En disant cela, il m'a regardée attentivement, les yeux pleins de remords et de repentir, et son emprise sur moi s'est resserrée.

« Je te jure que je ne t'aime que depuis le début. »

« Je sais que c'est dur pour toi, mais le bébé est innocent. »

« C'est mon enfant, je ne peux pas l'ignorer. »

« Ne t'inquiète pas, quand l'enfant sera né, je le mettrai à ton nom et je te laisserai être la mère de l'enfant. »

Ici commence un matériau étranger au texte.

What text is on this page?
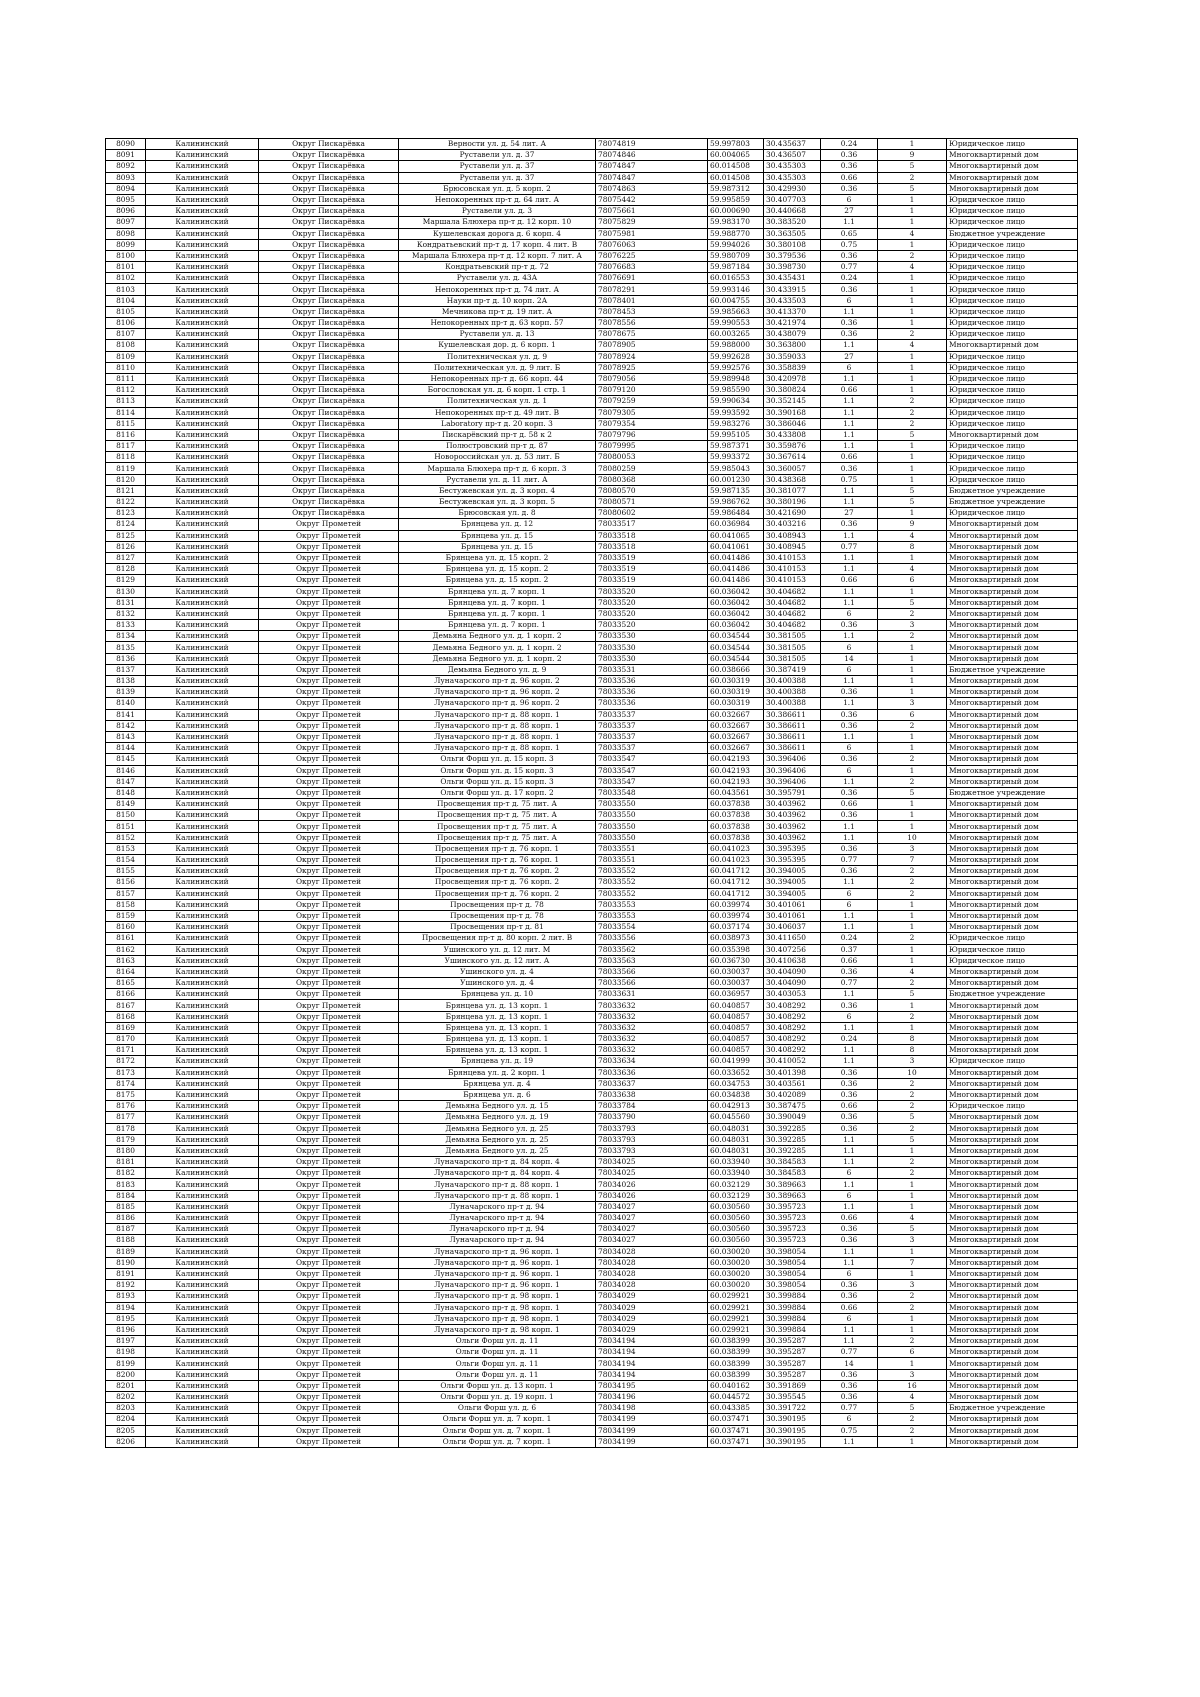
8090	Калининский	Округ Пискарёвка	Верности ул. д. 54 лит. А	78074819	59.997803	30.435637	0.24	1	Юридическое лицо
8091	Калининский	Округ Пискарёвка	Руставели ул. д. 37	78074846	60.004065	30.436507	0.36	9	Многоквартирный дом
8092	Калининский	Округ Пискарёвка	Руставели ул. д. 37	78074847	60.014508	30.435303	0.36	5	Многоквартирный дом
8093	Калининский	Округ Пискарёвка	Руставели ул. д. 37	78074847	60.014508	30.435303	0.66	2	Многоквартирный дом
8094	Калининский	Округ Пискарёвка	Брюсовская ул. д. 5 корп. 2	78074863	59.987312	30.429930	0.36	5	Многоквартирный дом
8095	Калининский	Округ Пискарёвка	Непокоренных пр-т д. 64 лит. А	78075442	59.995859	30.407703	6	1	Юридическое лицо
8096	Калининский	Округ Пискарёвка	Руставели ул. д. 3	78075661	60.000690	30.440668	27	1	Юридическое лицо
8097	Калининский	Округ Пискарёвка	Маршала Блюхера пр-т д. 12 корп. 10	78075829	59.983170	30.383520	1.1	1	Юридическое лицо
8098	Калининский	Округ Пискарёвка	Кушелевская дорога д. 6 корп. 4	78075981	59.988770	30.363505	0.65	4	Бюджетное учреждение
8099	Калининский	Округ Пискарёвка	Кондратьевский пр-т д. 17 корп. 4 лит. В	78076063	59.994026	30.380108	0.75	1	Юридическое лицо
8100	Калининский	Округ Пискарёвка	Маршала Блюхера пр-т д. 12 корп. 7 лит. А	78076225	59.980709	30.379536	0.36	2	Юридическое лицо
8101	Калининский	Округ Пискарёвка	Кондратьевский пр-т д. 72	78076683	59.987184	30.398730	0.77	4	Юридическое лицо
8102	Калининский	Округ Пискарёвка	Руставели ул. д. 43А	78076691	60.016553	30.435431	0.24	1	Юридическое лицо
8103	Калининский	Округ Пискарёвка	Непокоренных пр-т д. 74 лит. А	78078291	59.993146	30.433915	0.36	1	Юридическое лицо
8104	Калининский	Округ Пискарёвка	Науки пр-т д. 10 корп. 2А	78078401	60.004755	30.433503	6	1	Юридическое лицо
8105	Калининский	Округ Пискарёвка	Мечникова пр-т д. 19 лит. А	78078453	59.985663	30.413370	1.1	1	Юридическое лицо
8106	Калининский	Округ Пискарёвка	Непокоренных пр-т д. 63 корп. 57	78078556	59.990553	30.421974	0.36	1	Юридическое лицо
8107	Калининский	Округ Пискарёвка	Руставели ул. д. 13	78078675	60.003265	30.438079	0.36	2	Юридическое лицо
8108	Калининский	Округ Пискарёвка	Кушелевская дор. д. 6 корп. 1	78078905	59.988000	30.363800	1.1	4	Многоквартирный дом
8109	Калининский	Округ Пискарёвка	Политехническая ул. д. 9	78078924	59.992628	30.359033	27	1	Юридическое лицо
8110	Калининский	Округ Пискарёвка	Политехническая ул. д. 9 лит. Б	78078925	59.992576	30.358839	6	1	Юридическое лицо
8111	Калининский	Округ Пискарёвка	Непокоренных пр-т д. 66 корп. 44	78079056	59.989948	30.420978	1.1	1	Юридическое лицо
8112	Калининский	Округ Пискарёвка	Богословская ул. д. 6 корп. 1 стр. 1	78079120	59.985590	30.380824	0.66	1	Юридическое лицо
8113	Калининский	Округ Пискарёвка	Политехническая ул. д. 1	78079259	59.990634	30.352145	1.1	2	Юридическое лицо
8114	Калининский	Округ Пискарёвка	Непокоренных пр-т д. 49 лит. В	78079305	59.993592	30.390168	1.1	2	Юридическое лицо
8115	Калининский	Округ Пискарёвка	Laboratory пр-т д. 20 корп. 3	78079354	59.983276	30.386046	1.1	2	Юридическое лицо
8116	Калининский	Округ Пискарёвка	Пискарёвский пр-т д. 58 к 2	78079796	59.995105	30.433808	1.1	5	Многоквартирный дом
8117	Калининский	Округ Пискарёвка	Полюстровский пр-т д. 87	78079995	59.987371	30.359876	1.1	1	Юридическое лицо
8118	Калининский	Округ Пискарёвка	Новороссийская ул. д. 53 лит. Б	78080053	59.993372	30.367614	0.66	1	Юридическое лицо
8119	Калининский	Округ Пискарёвка	Маршала Блюхера пр-т д. 6 корп. 3	78080259	59.985043	30.360057	0.36	1	Юридическое лицо
8120	Калининский	Округ Пискарёвка	Руставели ул. д. 11 лит. А	78080368	60.001230	30.438368	0.75	1	Юридическое лицо
8121	Калининский	Округ Пискарёвка	Бестужевская ул. д. 3 корп. 4	78080570	59.987135	30.381077	1.1	5	Бюджетное учреждение
8122	Калининский	Округ Пискарёвка	Бестужевская ул. д. 3 корп. 5	78080571	59.986762	30.380196	1.1	5	Бюджетное учреждение
8123	Калининский	Округ Пискарёвка	Брюсовская ул. д. 8	78080602	59.986484	30.421690	27	1	Юридическое лицо
8124	Калининский	Округ Прометей	Брянцева ул. д. 12	78033517	60.036984	30.403216	0.36	9	Многоквартирный дом
8125	Калининский	Округ Прометей	Брянцева ул. д. 15	78033518	60.041065	30.408943	1.1	4	Многоквартирный дом
8126	Калининский	Округ Прометей	Брянцева ул. д. 15	78033518	60.041061	30.408945	0.77	8	Многоквартирный дом
8127	Калининский	Округ Прометей	Брянцева ул. д. 15 корп. 2	78033519	60.041486	30.410153	1.1	1	Многоквартирный дом
8128	Калининский	Округ Прометей	Брянцева ул. д. 15 корп. 2	78033519	60.041486	30.410153	1.1	4	Многоквартирный дом
8129	Калининский	Округ Прометей	Брянцева ул. д. 15 корп. 2	78033519	60.041486	30.410153	0.66	6	Многоквартирный дом
8130	Калининский	Округ Прометей	Брянцева ул. д. 7 корп. 1	78033520	60.036042	30.404682	1.1	1	Многоквартирный дом
8131	Калининский	Округ Прометей	Брянцева ул. д. 7 корп. 1	78033520	60.036042	30.404682	1.1	5	Многоквартирный дом
8132	Калининский	Округ Прометей	Брянцева ул. д. 7 корп. 1	78033520	60.036042	30.404682	6	2	Многоквартирный дом
8133	Калининский	Округ Прометей	Брянцева ул. д. 7 корп. 1	78033520	60.036042	30.404682	0.36	3	Многоквартирный дом
8134	Калининский	Округ Прометей	Демьяна Бедного ул. д. 1 корп. 2	78033530	60.034544	30.381505	1.1	2	Многоквартирный дом
8135	Калининский	Округ Прометей	Демьяна Бедного ул. д. 1 корп. 2	78033530	60.034544	30.381505	6	1	Многоквартирный дом
8136	Калининский	Округ Прометей	Демьяна Бедного ул. д. 1 корп. 2	78033530	60.034544	30.381505	14	1	Многоквартирный дом
8137	Калининский	Округ Прометей	Демьяна Бедного ул. д. 9	78033531	60.038666	30.387419	6	1	Бюджетное учреждение
8138	Калининский	Округ Прометей	Луначарского пр-т д. 96 корп. 2	78033536	60.030319	30.400388	1.1	1	Многоквартирный дом
8139	Калининский	Округ Прометей	Луначарского пр-т д. 96 корп. 2	78033536	60.030319	30.400388	0.36	1	Многоквартирный дом
8140	Калининский	Округ Прометей	Луначарского пр-т д. 96 корп. 2	78033536	60.030319	30.400388	1.1	3	Многоквартирный дом
8141	Калининский	Округ Прометей	Луначарского пр-т д. 88 корп. 1	78033537	60.032667	30.386611	0.36	6	Многоквартирный дом
8142	Калининский	Округ Прометей	Луначарского пр-т д. 88 корп. 1	78033537	60.032667	30.386611	0.36	2	Многоквартирный дом
8143	Калининский	Округ Прометей	Луначарского пр-т д. 88 корп. 1	78033537	60.032667	30.386611	1.1	1	Многоквартирный дом
8144	Калининский	Округ Прометей	Луначарского пр-т д. 88 корп. 1	78033537	60.032667	30.386611	6	1	Многоквартирный дом
8145	Калининский	Округ Прометей	Ольги Форш ул. д. 15 корп. 3	78033547	60.042193	30.396406	0.36	2	Многоквартирный дом
8146	Калининский	Округ Прометей	Ольги Форш ул. д. 15 корп. 3	78033547	60.042193	30.396406	6	1	Многоквартирный дом
8147	Калининский	Округ Прометей	Ольги Форш ул. д. 15 корп. 3	78033547	60.042193	30.396406	1.1	2	Многоквартирный дом
8148	Калининский	Округ Прометей	Ольги Форш ул. д. 17 корп. 2	78033548	60.043561	30.395791	0.36	5	Бюджетное учреждение
8149	Калининский	Округ Прометей	Просвещения пр-т д. 75 лит. А	78033550	60.037838	30.403962	0.66	1	Многоквартирный дом
8150	Калининский	Округ Прометей	Просвещения пр-т д. 75 лит. А	78033550	60.037838	30.403962	0.36	1	Многоквартирный дом
8151	Калининский	Округ Прометей	Просвещения пр-т д. 75 лит. А	78033550	60.037838	30.403962	1.1	1	Многоквартирный дом
8152	Калининский	Округ Прометей	Просвещения пр-т д. 75 лит. А	78033550	60.037838	30.403962	1.1	10	Многоквартирный дом
8153	Калининский	Округ Прометей	Просвещения пр-т д. 76 корп. 1	78033551	60.041023	30.395395	0.36	3	Многоквартирный дом
8154	Калининский	Округ Прометей	Просвещения пр-т д. 76 корп. 1	78033551	60.041023	30.395395	0.77	7	Многоквартирный дом
8155	Калининский	Округ Прометей	Просвещения пр-т д. 76 корп. 2	78033552	60.041712	30.394005	0.36	2	Многоквартирный дом
8156	Калининский	Округ Прометей	Просвещения пр-т д. 76 корп. 2	78033552	60.041712	30.394005	1.1	2	Многоквартирный дом
8157	Калининский	Округ Прометей	Просвещения пр-т д. 76 корп. 2	78033552	60.041712	30.394005	6	2	Многоквартирный дом
8158	Калининский	Округ Прометей	Просвещения пр-т д. 78	78033553	60.039974	30.401061	6	1	Многоквартирный дом
8159	Калининский	Округ Прометей	Просвещения пр-т д. 78	78033553	60.039974	30.401061	1.1	1	Многоквартирный дом
8160	Калининский	Округ Прометей	Просвещения пр-т д. 81	78033554	60.037174	30.406037	1.1	1	Многоквартирный дом
8161	Калининский	Округ Прометей	Просвещения пр-т д. 80 корп. 2 лит. В	78033556	60.038973	30.411650	0.24	2	Юридическое лицо
8162	Калининский	Округ Прометей	Ушинского ул. д. 12 лит. М	78033562	60.035398	30.407256	0.37	1	Юридическое лицо
8163	Калининский	Округ Прометей	Ушинского ул. д. 12 лит. А	78033563	60.036730	30.410638	0.66	1	Юридическое лицо
8164	Калининский	Округ Прометей	Ушинского ул. д. 4	78033566	60.030037	30.404090	0.36	4	Многоквартирный дом
8165	Калининский	Округ Прометей	Ушинского ул. д. 4	78033566	60.030037	30.404090	0.77	2	Многоквартирный дом
8166	Калининский	Округ Прометей	Брянцева ул. д. 10	78033631	60.036957	30.403053	1.1	5	Бюджетное учреждение
8167	Калининский	Округ Прометей	Брянцева ул. д. 13 корп. 1	78033632	60.040857	30.408292	0.36	1	Многоквартирный дом
8168	Калининский	Округ Прометей	Брянцева ул. д. 13 корп. 1	78033632	60.040857	30.408292	6	2	Многоквартирный дом
8169	Калининский	Округ Прометей	Брянцева ул. д. 13 корп. 1	78033632	60.040857	30.408292	1.1	1	Многоквартирный дом
8170	Калининский	Округ Прометей	Брянцева ул. д. 13 корп. 1	78033632	60.040857	30.408292	0.24	8	Многоквартирный дом
8171	Калининский	Округ Прометей	Брянцева ул. д. 13 корп. 1	78033632	60.040857	30.408292	1.1	8	Многоквартирный дом
8172	Калининский	Округ Прометей	Брянцева ул. д. 19	78033634	60.041999	30.410052	1.1	3	Юридическое лицо
8173	Калининский	Округ Прометей	Брянцева ул. д. 2 корп. 1	78033636	60.033652	30.401398	0.36	10	Многоквартирный дом
8174	Калининский	Округ Прометей	Брянцева ул. д. 4	78033637	60.034753	30.403561	0.36	2	Многоквартирный дом
8175	Калининский	Округ Прометей	Брянцева ул. д. 6	78033638	60.034838	30.402089	0.36	2	Многоквартирный дом
8176	Калининский	Округ Прометей	Демьяна Бедного ул. д. 15	78033784	60.042913	30.387475	0.66	2	Юридическое лицо
8177	Калининский	Округ Прометей	Демьяна Бедного ул. д. 19	78033790	60.045560	30.390049	0.36	5	Многоквартирный дом
8178	Калининский	Округ Прометей	Демьяна Бедного ул. д. 25	78033793	60.048031	30.392285	0.36	2	Многоквартирный дом
8179	Калининский	Округ Прометей	Демьяна Бедного ул. д. 25	78033793	60.048031	30.392285	1.1	5	Многоквартирный дом
8180	Калининский	Округ Прометей	Демьяна Бедного ул. д. 25	78033793	60.048031	30.392285	1.1	1	Многоквартирный дом
8181	Калининский	Округ Прометей	Луначарского пр-т д. 84 корп. 4	78034025	60.033940	30.384583	1.1	2	Многоквартирный дом
8182	Калининский	Округ Прометей	Луначарского пр-т д. 84 корп. 4	78034025	60.033940	30.384583	6	2	Многоквартирный дом
8183	Калининский	Округ Прометей	Луначарского пр-т д. 88 корп. 1	78034026	60.032129	30.389663	1.1	1	Многоквартирный дом
8184	Калининский	Округ Прометей	Луначарского пр-т д. 88 корп. 1	78034026	60.032129	30.389663	6	1	Многоквартирный дом
8185	Калининский	Округ Прометей	Луначарского пр-т д. 94	78034027	60.030560	30.395723	1.1	1	Многоквартирный дом
8186	Калининский	Округ Прометей	Луначарского пр-т д. 94	78034027	60.030560	30.395723	0.66	4	Многоквартирный дом
8187	Калининский	Округ Прометей	Луначарского пр-т д. 94	78034027	60.030560	30.395723	0.36	5	Многоквартирный дом
8188	Калининский	Округ Прометей	Луначарского пр-т д. 94	78034027	60.030560	30.395723	0.36	3	Многоквартирный дом
8189	Калининский	Округ Прометей	Луначарского пр-т д. 96 корп. 1	78034028	60.030020	30.398054	1.1	1	Многоквартирный дом
8190	Калининский	Округ Прометей	Луначарского пр-т д. 96 корп. 1	78034028	60.030020	30.398054	1.1	7	Многоквартирный дом
8191	Калининский	Округ Прометей	Луначарского пр-т д. 96 корп. 1	78034028	60.030020	30.398054	6	1	Многоквартирный дом
8192	Калининский	Округ Прометей	Луначарского пр-т д. 96 корп. 1	78034028	60.030020	30.398054	0.36	3	Многоквартирный дом
8193	Калининский	Округ Прометей	Луначарского пр-т д. 98 корп. 1	78034029	60.029921	30.399884	0.36	2	Многоквартирный дом
8194	Калининский	Округ Прометей	Луначарского пр-т д. 98 корп. 1	78034029	60.029921	30.399884	0.66	2	Многоквартирный дом
8195	Калининский	Округ Прометей	Луначарского пр-т д. 98 корп. 1	78034029	60.029921	30.399884	6	1	Многоквартирный дом
8196	Калининский	Округ Прометей	Луначарского пр-т д. 98 корп. 1	78034029	60.029921	30.399884	1.1	1	Многоквартирный дом
8197	Калининский	Округ Прометей	Ольги Форш ул. д. 11	78034194	60.038399	30.395287	1.1	2	Многоквартирный дом
8198	Калининский	Округ Прометей	Ольги Форш ул. д. 11	78034194	60.038399	30.395287	0.77	6	Многоквартирный дом
8199	Калининский	Округ Прометей	Ольги Форш ул. д. 11	78034194	60.038399	30.395287	14	1	Многоквартирный дом
8200	Калининский	Округ Прометей	Ольги Форш ул. д. 11	78034194	60.038399	30.395287	0.36	3	Многоквартирный дом
8201	Калининский	Округ Прометей	Ольги Форш ул. д. 13 корп. 1	78034195	60.040162	30.391869	0.36	16	Многоквартирный дом
8202	Калининский	Округ Прометей	Ольги Форш ул. д. 19 корп. 1	78034196	60.044572	30.395545	0.36	4	Многоквартирный дом
8203	Калининский	Округ Прометей	Ольги Форш ул. д. 6	78034198	60.043385	30.391722	0.77	5	Бюджетное учреждение
8204	Калининский	Округ Прометей	Ольги Форш ул. д. 7 корп. 1	78034199	60.037471	30.390195	6	2	Многоквартирный дом
8205	Калининский	Округ Прометей	Ольги Форш ул. д. 7 корп. 1	78034199	60.037471	30.390195	0.75	2	Многоквартирный дом
8206	Калининский	Округ Прометей	Ольги Форш ул. д. 7 корп. 1	78034199	60.037471	30.390195	1.1	1	Многоквартирный дом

« J'espère que tu peux me comprendre. »

Après cela, il m'a regardée profondément, les yeux pleins d'attente.

J'ai baissé la tête, les larmes aux yeux.

C'était donc son choix.

Il a choisi Zoéline et leur enfant.

Ce qui me faisait triste et me brisait le cœur, c'était sa tromperie, pourquoi il ne me l'avait pas dit plus tôt ? Pourquoi avait-il divorcé secrètement et dissimulé cette erreur avec un faux certificat de mariage ?

Zoéline a également rougi à cette vue.

« Mlle Aubry, je ne voulais vraiment pas nuire à votre relation. »

« Mais je suis vraiment incapable de faire autrement, je ne suis pas en bonne santé, si j'avorte cet enfant, je ne pourrai plus jamais concevoir d'enfant. »

« Je t'en supplie, ne rends pas les choses difficiles pour le bébé, d'accord ? »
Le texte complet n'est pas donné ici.